While there is no uniform prohibition on improper restoration, remodeling and efforts to remove lead, most states have enacted provisions which could make any contractor who increases the lead hazard in a home, worse. Illinois, for example, has a detailed statute which requires any work which disturbs or destroys a surface covered by lead-based paint, to be done by "licensed lead abatement workers." Since only a very small percentage of contractors would have the training to become "licensed lead abatement workers", a strong argument for liability can be made against any other contractor who did restoration or remodeling of a home, without taking approved steps to eliminate lead hazards.
What is one of the most serious aspects to lead hazards, is that many self help efforts to eliminate lead paint, will make the hazard worse. Take for example, this case study:
A historic building that was rundown through years of only partial occupancy, is saved from the wrecking ball, because the area in which it is located has substantially increasing property values. It is placed on the market for sale by a real estate broker, and bought by a yuppie couple who decide to occupy the upper floor and lease out the balance of the building. No lead disclosure form was filled out by the seller or the real estate broker.

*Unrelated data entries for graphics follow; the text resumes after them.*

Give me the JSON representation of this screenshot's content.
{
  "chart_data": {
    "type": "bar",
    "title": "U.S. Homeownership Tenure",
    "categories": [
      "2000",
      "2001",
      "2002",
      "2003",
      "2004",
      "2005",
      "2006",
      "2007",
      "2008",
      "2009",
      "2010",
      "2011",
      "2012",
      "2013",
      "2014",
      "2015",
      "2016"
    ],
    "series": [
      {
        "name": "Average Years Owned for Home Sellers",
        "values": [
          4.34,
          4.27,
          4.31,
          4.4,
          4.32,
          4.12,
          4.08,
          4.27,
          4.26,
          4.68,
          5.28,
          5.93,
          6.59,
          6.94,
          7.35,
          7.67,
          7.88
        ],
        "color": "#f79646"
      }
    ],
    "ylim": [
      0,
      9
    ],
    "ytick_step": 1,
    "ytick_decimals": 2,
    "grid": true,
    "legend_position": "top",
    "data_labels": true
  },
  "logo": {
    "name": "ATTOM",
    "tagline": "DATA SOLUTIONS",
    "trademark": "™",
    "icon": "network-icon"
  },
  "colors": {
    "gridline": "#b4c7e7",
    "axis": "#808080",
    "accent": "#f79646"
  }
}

Attracted to loft residential styles, the new owners decide to tear out many interior walls, remove all of the plaster covering the interior brick walls, and save all of the original woodwork. While the property at one time had a hot water heat system, the boiler is antiquated and scary looking, so they elect to put in a forced air heat system, with air conditioning.
They hire contractors to do all of the demolition work, rewire, drywall and repaint those parts of the interior they find most quaint. When all of the work is done, the place is a beautifully restored, classic looking, loft type structure. No peeling or damage paint is apparent. Yet, the very process of demolition and restoration of surfaces covered with lead based paint, has released into the buildings air supply, substantial lead dust. When the new forced air heat/air conditioning system is installed, this system continuously circulates this dust. While the adults may not be significantly impaired by this lead exposure, their child's BLL escalates and permanent damage occurs.
No one even pays attention to the incoming water pipes, which are lead.
Who is responsible?
Contractors. A strong argument can be made against the contractors, including the plumbers. The law subscribes detailed procedures for dealing with lead-based paint, and they are deemed to know what hazards their work creates. While the plumbers don't increase the hazard, they may be found to have the duty to warn of the risk of lead pipes.
Real Estate Brokers and Closing Agents. If the purchase occurred after December of 1996, the real estate brokers and other real estate professionals involved in the sale, could be found liable under the Federal Disclosure law.
Sellers. The prior owners of this property would have the same liability exposure as the real estate brokers.